YOUR WRITTEN RESPONSE HERE

Cluster 0
- Main Theme: Traditional financial updates, dividends, valuation
- Tone / Function: Neutral, technical, investor-oriented
- Content Source Type: Bloomberg/Zacks-like institutional coverage


Cluster 1
- Main Theme: Investment advice, AI/growth picks, strategy
- Tone / Function: Prescriptive, opportunity-seeking
- Content Source Type: Blogs, analyst columns, financial YouTube

Cluster 2
- Main Theme: Market-moving events, macro risk, legal/political
- Tone / Function: News-driven, broader & narrative
- Content Source Type: Newswires, macro reporting, investigative

#### Were there clusters that seemed too broad or too specific? What might cause this in your data?


YOUR WRITTEN RESPONSE HERE

Cluster 0 – Relatively Well-Defined and Focused

Why? Most items are traditional financial disclosures — earnings reports, dividends, valuations, analyst revisions. The cluster is primarily descriptive and numeric.
Result: Probably the most specific and cleanest cluster. It serves a clear function: "just the facts" about corporate fundamentals.

Cluster 1 – Possibly Too Broad

Why? It groups both general investment advice (e.g., retirement strategies, “buy now” lists) and specific stock analyses (e.g., AMAT, ANSS). While these all relate to stock picking and personal finance, the range of topics spans dividend investing, AI growth investing, and value strategies.
Result: It’s topically coherent around "what to buy and why", but the diversity of tone and stock types (tech, energy, value) risks making this cluster slightly too broad.

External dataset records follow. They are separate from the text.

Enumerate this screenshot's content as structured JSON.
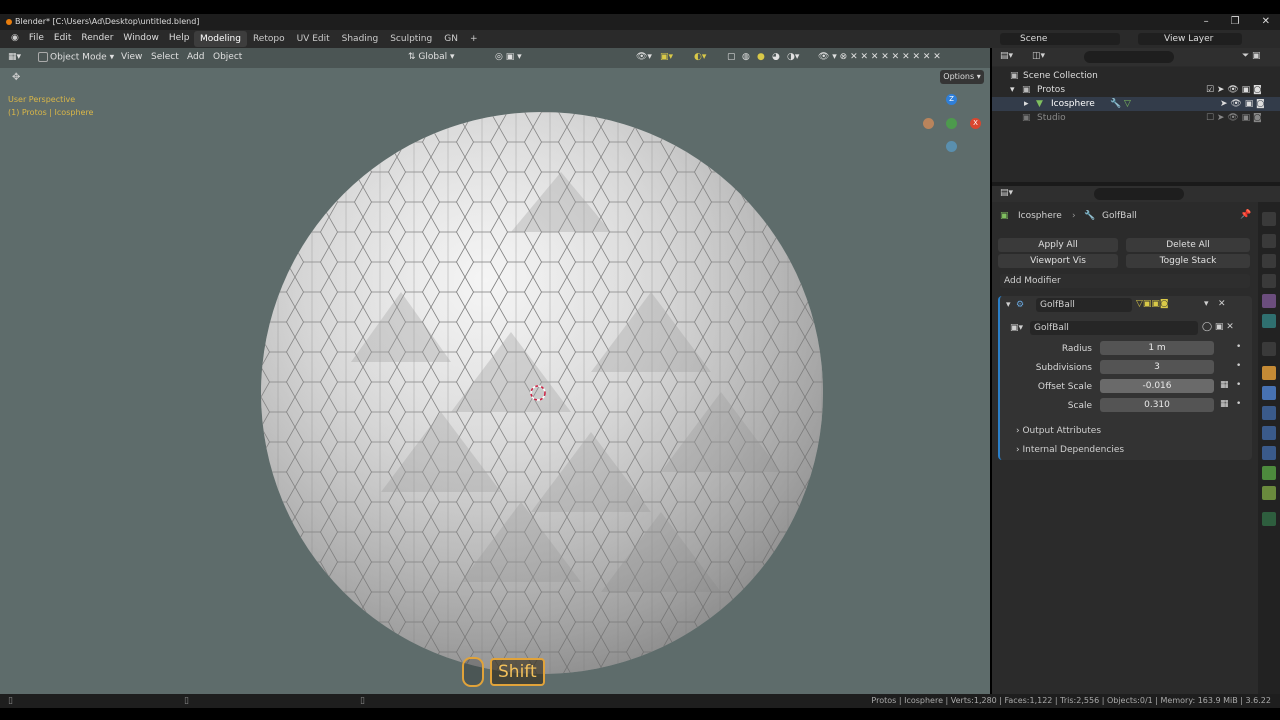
{
  "window": {
    "title": "Blender* [C:\\Users\\Ad\\Desktop\\untitled.blend]",
    "controls": [
      "–",
      "❐",
      "✕"
    ]
  },
  "menu": [
    "File",
    "Edit",
    "Render",
    "Window",
    "Help"
  ],
  "workspaces": [
    "Modeling",
    "Retopo",
    "UV Edit",
    "Shading",
    "Sculpting",
    "GN",
    "+"
  ],
  "scene": {
    "name": "Scene",
    "view_layer": "View Layer"
  },
  "viewport": {
    "mode": "Object Mode",
    "menus": [
      "View",
      "Select",
      "Add",
      "Object"
    ],
    "orientation": "Global",
    "options_label": "Options",
    "overlay_line1": "User Perspective",
    "overlay_line2": "(1) Protos | Icosphere",
    "gizmo": {
      "z": "Z",
      "x": "X"
    },
    "shift_key": "Shift"
  },
  "outliner": {
    "rows": [
      "Scene Collection",
      "Protos",
      "Icosphere",
      "Studio"
    ]
  },
  "properties": {
    "breadcrumb_object": "Icosphere",
    "breadcrumb_modifier": "GolfBall",
    "apply_all": "Apply All",
    "delete_all": "Delete All",
    "viewport_vis": "Viewport Vis",
    "toggle_stack": "Toggle Stack",
    "add_modifier": "Add Modifier",
    "modifier_name": "GolfBall",
    "node_group": "GolfBall",
    "fields": [
      {
        "label": "Radius",
        "value": "1 m"
      },
      {
        "label": "Subdivisions",
        "value": "3"
      },
      {
        "label": "Offset Scale",
        "value": "-0.016"
      },
      {
        "label": "Scale",
        "value": "0.310"
      }
    ],
    "output_attributes": "Output Attributes",
    "internal_dependencies": "Internal Dependencies"
  },
  "status": "Protos | Icosphere | Verts:1,280 | Faces:1,122 | Tris:2,556 | Objects:0/1 | Memory: 163.9 MiB | 3.6.22",
  "colors": {
    "accent": "#4772b3",
    "highlight": "#d9b648",
    "viewport_bg": "#5e6c6b"
  }
}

Cluster 2 – Broad in Topic, Specific in Type

Why? While the news stories range from tariffs and legal settlements to AI industry battles and FDA policy, they all share a macro or event-driven tone. This is more of a “market-moving news” cluster.
Result: It's a well-scoped thematic cluster (macro/news), but broad in topic area because it aggregates different sectors and event types (legal, regulatory, geopolitical).

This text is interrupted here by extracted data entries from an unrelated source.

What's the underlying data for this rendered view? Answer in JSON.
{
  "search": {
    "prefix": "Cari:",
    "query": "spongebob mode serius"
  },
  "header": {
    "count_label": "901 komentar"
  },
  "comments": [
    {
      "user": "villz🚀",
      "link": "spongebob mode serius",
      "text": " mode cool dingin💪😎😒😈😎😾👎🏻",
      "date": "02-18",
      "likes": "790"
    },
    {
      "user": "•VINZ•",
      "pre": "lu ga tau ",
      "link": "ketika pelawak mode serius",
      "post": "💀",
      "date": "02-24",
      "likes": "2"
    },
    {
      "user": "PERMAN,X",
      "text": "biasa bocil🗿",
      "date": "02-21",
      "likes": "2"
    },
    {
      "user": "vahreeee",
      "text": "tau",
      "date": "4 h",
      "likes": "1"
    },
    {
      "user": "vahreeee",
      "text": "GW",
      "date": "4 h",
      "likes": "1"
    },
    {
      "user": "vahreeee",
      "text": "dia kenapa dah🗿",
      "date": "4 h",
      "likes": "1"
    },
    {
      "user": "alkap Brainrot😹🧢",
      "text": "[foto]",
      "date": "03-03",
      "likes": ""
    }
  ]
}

#### What role does PCA play in the visualization step? Why do we reduce to two dimensions, and what is lost in doing so?


YOUR WRITTEN RESPONSE HERE

PCA (Principal Component Analysis) reduces the high-dimensional embedding vectors into 2D for visualization. This helps us observe general clustering trends. However, reducing to two dimensions loses a lot of the original structure and subtle distinctions, potentially flattening separable clusters into overlapping visual regions.

### Critical Thinking

#### What are some limitations of this analysis approach in a real-world financial setting?

YOUR WRITTEN RESPONSE HERE

News coverage is uneven: Not all stocks have news at all times.
Embeddings may not capture financial nuance or factual correctness.
No temporal modeling — the pipeline ignores when the news was released and how recent it is.
No sentiment or price impact assessment is done, which are critical in finance.
Embedding models are not fine-tuned on financial data, which may lead to shallow understanding of domain-specific terms.

#### If you had access to more detailed news metadata (e.g., sentiment, category, author), how might you integrate that into your clustering pipeline?


YOUR WRITTEN RESPONSE HERE

You could:
- Add sentiment as an extra feature vector (or embed it directly).
- Filter or cluster separately by categories (e.g., legal, earnings).
- Group by author or source credibility to assess bias or quality.
- Use metadata to weight or filter certain types of news in training.

#### Suppose you're tasked with building a news recommendation engine using this embedding and clustering method. What would be your next steps?


YOUR WRITTEN RESPONSE HERE

- Assign users or stocks their own embedding vector based on interaction or price response history.
- Use cosine similarity between user vector and news embeddings to recommend top-k items.
- Incorporate time decay (recent news is weighted more).
- Continuously update clustering to adapt to new patterns.
- Add user feedback to fine-tune relevance.